Pengeluaran Kategori Makanan
Untuk kategori pengeluaran makanan, Kota Padang kembali menempati urutan teratas dengan nilai 1009974 rupiah per kapita setiap bulan. Kota Bukit Tinggi berada di urutan kedua dengan nilai 991590 rupiah, hanya terpaut sekitar 18 ribu rupiah dari posisi teratas. Sementara itu Kabupaten Pasaman berada di urutan paling bawah dengan pengeluaran makanan per kapita sebesar 715346 rupiah setiap bulannya.
Pengeluaran Kategori Bukan Makanan
Pengeluaran bukan makanan menjadi kategori dengan fluktuasi paling besar di seluruh wilayah Sumatera Barat.
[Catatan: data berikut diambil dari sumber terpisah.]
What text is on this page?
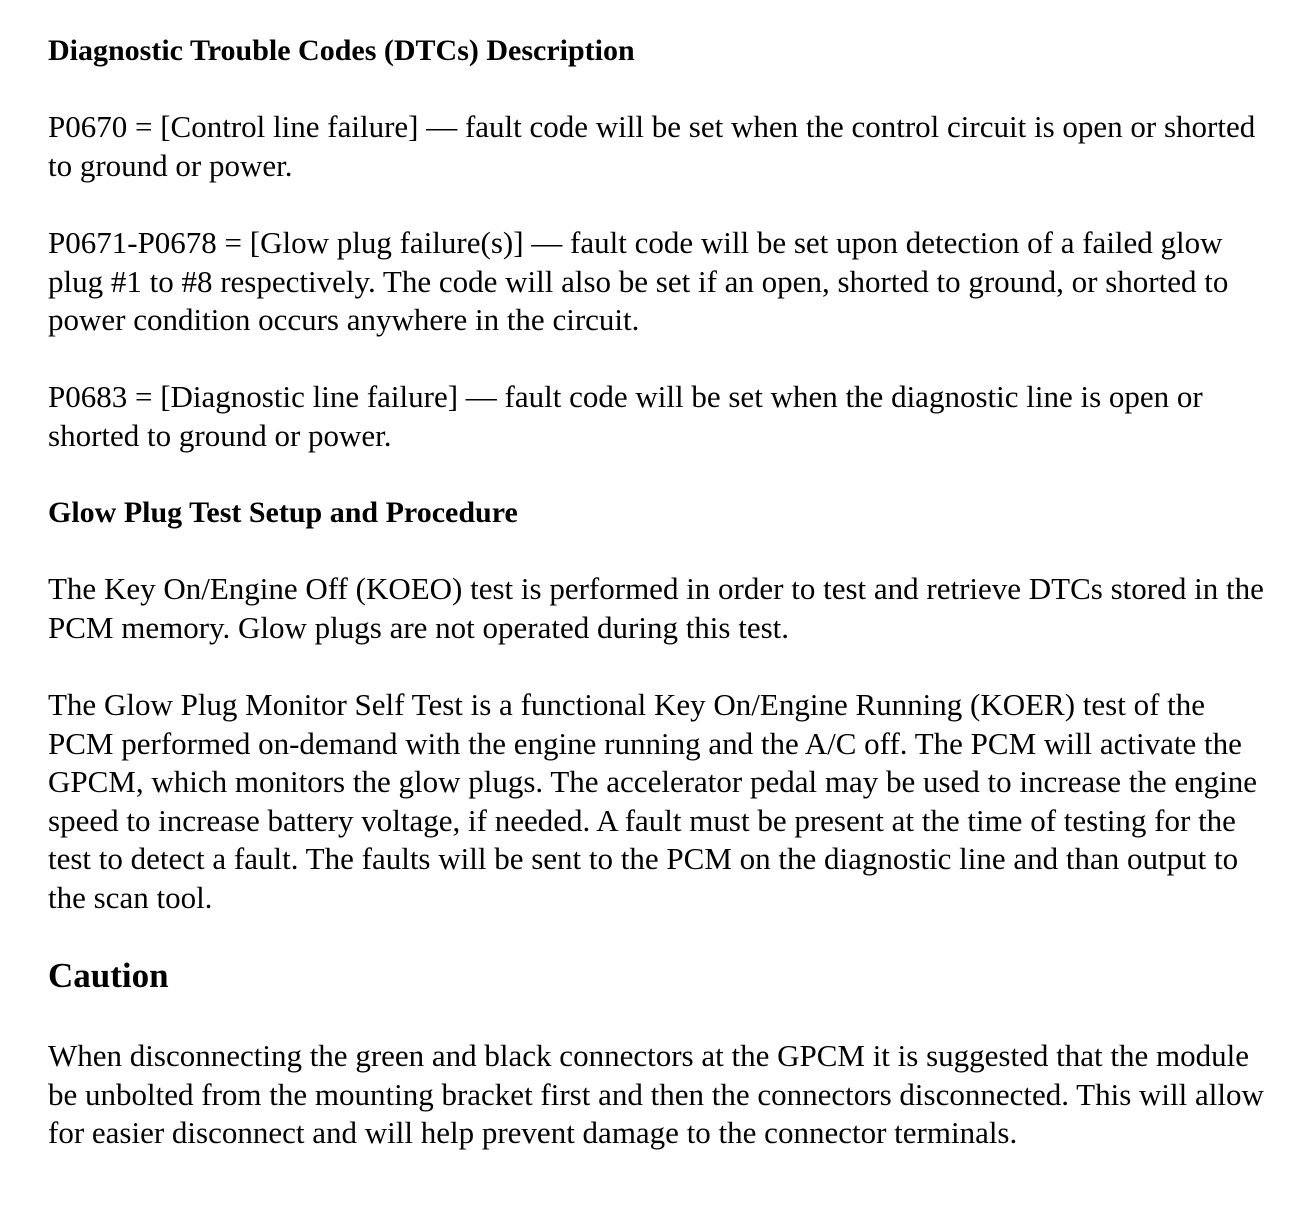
Diagnostic Trouble Codes (DTCs) Description

P0670 = [Control line failure] — fault code will be set when the control circuit is open or shorted to ground or power.

P0671-P0678 = [Glow plug failure(s)] — fault code will be set upon detection of a failed glow plug #1 to #8 respectively. The code will also be set if an open, shorted to ground, or shorted to power condition occurs anywhere in the circuit.

P0683 = [Diagnostic line failure] — fault code will be set when the diagnostic line is open or shorted to ground or power.

Glow Plug Test Setup and Procedure

The Key On/Engine Off (KOEO) test is performed in order to test and retrieve DTCs stored in the PCM memory. Glow plugs are not operated during this test.

The Glow Plug Monitor Self Test is a functional Key On/Engine Running (KOER) test of the PCM performed on-demand with the engine running and the A/C off. The PCM will activate the GPCM, which monitors the glow plugs. The accelerator pedal may be used to increase the engine speed to increase battery voltage, if needed. A fault must be present at the time of testing for the test to detect a fault. The faults will be sent to the PCM on the diagnostic line and than output to the scan tool.

Caution

When disconnecting the green and black connectors at the GPCM it is suggested that the module be unbolted from the mounting bracket first and then the connectors disconnected. This will allow for easier disconnect and will help prevent damage to the connector terminals.
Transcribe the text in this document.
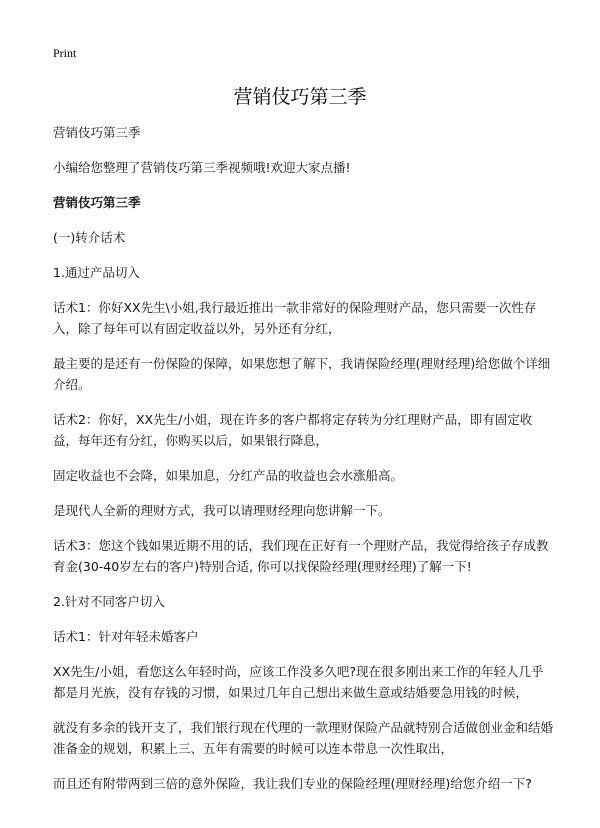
Print
营销伎巧第三季

营销伎巧第三季

小编给您整理了营销伎巧第三季视频哦!欢迎大家点播!

营销伎巧第三季

(一)转介话术

1.通过产品切入

话术1：你好XX先生\小姐,我行最近推出一款非常好的保险理财产品，您只需要一次性存入，除了每年可以有固定收益以外，另外还有分红，

最主要的是还有一份保险的保障，如果您想了解下，我请保险经理(理财经理)给您做个详细介绍。

话术2：你好，XX先生/小姐，现在许多的客户都将定存转为分红理财产品，即有固定收益，每年还有分红，你购买以后，如果银行降息，

固定收益也不会降，如果加息，分红产品的收益也会水涨船高。

是现代人全新的理财方式，我可以请理财经理向您讲解一下。

话术3：您这个钱如果近期不用的话，我们现在正好有一个理财产品，我觉得给孩子存成教育金(30-40岁左右的客户)特别合适, 你可以找保险经理(理财经理)了解一下!

2.针对不同客户切入

话术1：针对年轻未婚客户

XX先生/小姐，看您这么年轻时尚，应该工作没多久吧?现在很多刚出来工作的年轻人几乎都是月光族，没有存钱的习惯，如果过几年自己想出来做生意或结婚要急用钱的时候，

就没有多余的钱开支了，我们银行现在代理的一款理财保险产品就特别合适做创业金和结婚准备金的规划，积累上三、五年有需要的时候可以连本带息一次性取出，

而且还有附带两到三倍的意外保险，我让我们专业的保险经理(理财经理)给您介绍一下?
Kota Padang tetap menduduki peringkat pertama dengan nilai 1303286 rupiah per kapita per bulan, mengalami kenaikan 9,3 persen. Secara umum, seluruh wilayah kota di Sumatera Barat memiliki nilai pengeluaran bukan makanan yang jauh lebih tinggi dibandingkan seluruh wilayah kabupaten di provinsi yang sama.
Perbandingan Pertumbuhan Antar Wilayah
Terdapat perbedaan pola pertumbuhan pengeluaran yang sangat jelas antara wilayah kota dan kabupaten. Seluruh wilayah kota rata-rata mengalami pertumbuhan pengeluaran total di atas 5 persen, kecuali Kota Padang Panjang yang mengalami penurunan sebesar 25,4 persen. Sementara itu sebagian besar wilayah kabupaten hanya mengalami pertumbuhan pengeluaran di bawah 5 persen, bahkan terdapat beberapa wilayah yang mengalami penurunan nilai pengeluaran total pada tahun 2025.